Minister Schulze commented, “Global challenges demand global responses. Particularly when it comes to beating the pandemic, we are seeing the need for strong partnerships at multilateral level – with the United Nations right at the centre. We can only succeed in our efforts to tackle this acute phase of the pandemic and to tackle climate change and all the indirect consequences of the pandemic – for example in education – if we work together globally. That is why I am making our multilateral efforts a new priority. This will also help us take a more integrated approach to foreign policy, climate policy and development policy.”
Key focuses of the visit
Pandemic response and prevention: The key to ending the pandemic is ensuring that all the world has access to vaccines. At the same time, drugs, oxygen and protective equipment are also needed in order to protect health workers and the very poorest in society from serious illness or death.

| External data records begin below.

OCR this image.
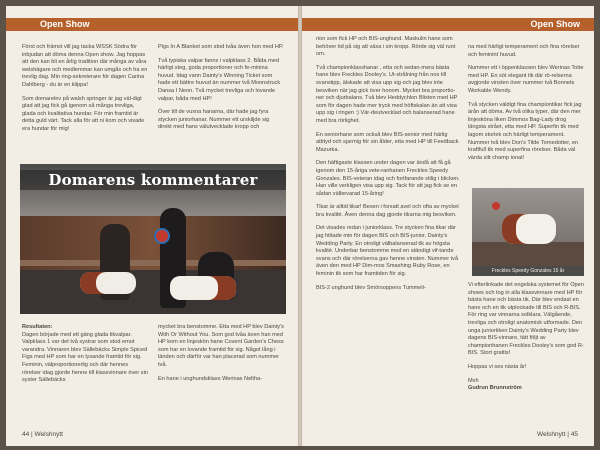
Open Show

Först och främst vill jag tacka WSSK Södra för inbjudan att döma denna Open show. Jag hoppas att den kan bli en årlig tradition där många av våra welshägare och medlemmar kan umgås och ha en trevlig dag. Min ring-sekreterare för dagen Carina Dahlberg - du är en klippa!

Som domarelev på walsh springer är jag väl-digt glad att jag fick gå igenom så många trevliga, glada och kvalitativa hundar. För min framtid är detta guld värt. Tack alla för att ni kom och visade era hundar för mig!

Pigs In A Blanket som stod tvåa även hon med HP.

Två typiska valpar fanns i valpklass 2. Båda med härligt steg, goda proportioner och fe-minina huvud. Idag vann Dainty's Winning Ticket som hade ett bättre huvud än nummer två Moonstruck Dansa I Neon. Två mycket trevliga och lovande valpar, båda med HP!

Över till de vuxna hanarna, där hade jag fyra stycken juniorhanar. Nummer ett urskiljde sig direkt med hans välutvecklade kropp och

Domarens kommentarer

Resultaten:

Dagen började med ett gäng glada tikvalpar. Valpklass 1 var det två systrar som stod emot varandra. Vinnaren blev Sällebäcks Simple Spiced Figs med HP som har en lysande framtid för sig. Feminin, välproportionerlig och där hennes rörelser idag gjorde henne till klassvinnare över sin syster Sällebäcks

mycket bra benstomme. Etta med HP blev Dainty's With Or Without You. Som god tvåa även han med HP kom en linjeskön hane Covent Garden's Chess som har en lovande framtid för sig. Något lång i länden och därför var han placerad som nummer två.

En hane i unghundsklass Werinas Neltha-

44 | Welshnytt
Open Show

rion som fick HP och BIS-unghund. Maskulin hane som behöver tid på sig att växa i sin kropp. Rörde sig väl runt om.

Två championklasshanar , etta och sedan-mera bästa hane blev Freckles Dooley's. Ut-strålning från nos till svanstipp, älskade att visa upp sig och jag blev inte besviken när jag gick över honom. Mycket bra proportio-ner och djurbalans. Två blev Heddychlon Blixten med HP som för dagen hade mer tryck med höftskalan än att visa upp sig i ringen :) Vär-deutvecklad och balanserad hane med bra rörlighet.

En seniorhane som också blev BIS-senior med härlig attityd och sjarmig för sin ålder, etta med HP till Feedback Mazurka.

Den häftigaste klassen under dagen var ändå att få gå igenom den 15-åriga vete-ranhanen Freckles Speedy Gonzales. BIS-veteran idag och fortfarande stilig i blicken. Han ville verkligen visa upp sig. Tack för att jag fick se en sådan välbevarad 15-åring!

Tikar är alltid tikar! Besen i forsatt avel och ofta av mycket bra kvalité. Även denna dag gjorde tikarna mig besviken.

Det visades redan i juniorklass. Tre stycken fina tikar där jag hittade min för dagen BIS och BIS-junior, Dainty's Wedding Party. En otroligt välbalanserad tik av högsta kvalité. Underbar benstomme med en ständigt vif-tande svans och där rörelserna gav henne vinsten. Nummer två även den med HP Dim-mos Smashing Ruby Rose, en feminin tik som har framtiden för sig.

BIS-2 unghund blev Smörsoppens Tummeli-

na med härligt temperament och fina rörelser och feminint huvud.

Nummer ett i öppenklassen blev Werinas Totte med HP. En söt elegant tik där rö-relserna avgjorde vinsten över nummer två Bonnets Workable Wendy.

Två stycken väldigt fina championtikar fick jag ärån att döma. Av två olika typer, där den mer linjesköna liken Dimmos Bag-Lady drog längsta strået, etta med HP. Superfin tik med lagom storlek och härligt temperament. Nummer två blev Don's Tilde Tornedotter, en kraftfull tik med superfina rörelser. Båda väl värda sitt champ ionat!

Freckles Speedy Gonzales 15 år

Vi efterlinkade det engelska systemet för Open shows och tog in alla klassvinnare med HP för bästa hane och bästa tik. Där blev endast en hane och en tik utplockade till BIS och R-BIS. För ring var vinnarna solklara. Välgående, trevliga och otroligt anatomisk utformade. Den unga juniortiken Dainty's Wedding Party blev dagens BIS-vinnare, tätt följt av championhanen Freckles Dooley's som god R-BIS. Stort grattis!

Hoppas vi ses nästa år!

Mvh

Gudrun Brunnström

Welshnytt | 45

The multilateral platform ACT-A (Access to COVID-19 Tools Accelerator), which also includes the COVAX vaccine initiative, is one example of the kind of cooperative multilateralism that is needed. Minister Schulze will therefore be meeting the Director-General of WHO, Dr Tedros Adhanom Ghebreyesus, during her visit to Geneva and also having meetings, for example, with the CEO of Gavi, the Vaccine Alliance, and with the Executive Director of the Global Fund to Fight AIDS, Tuberculosis and Malaria.
Education: COVID-19 has sparked a global crisis in education of dramatic dimensions. The futures of an entire generation of schoolchildren are at risk. With Monday also marking International Day of Education, Development Minister Schulze is calling for increased international efforts in the field of education.
One focus of her meeting with the Director of Education Cannot Wait, Yasmine Sherif, will be Germany's future efforts to support education in areas in crisis.
Refugee crisis: The crises currently affecting the world – COVID-19, climate change, conflicts such as in Afghanistan – are forcing people from their homes and aggravating the situation for refugees, internally displaced persons and host communities worldwide.
At her meeting with UN High Commissioner for Refugees Filippo Grandi, Development Minister Schulze will discuss how the situation can be improved for refugees and internally displaced persons worldwide.
Decent work: Key topics of the Minister's meeting with the Director-General of the International Labour Organization (ILO), Guy Ryder, will be the massive impact the COVID-19 pandemic has had on global labour markets and the transformation of the world of work within the context of the socio-ecological transformation of the economy.
The aim is to use the process of recovery from the crisis as an opportunity to build back in an ecologically and socially sound way, with the focus on decent work.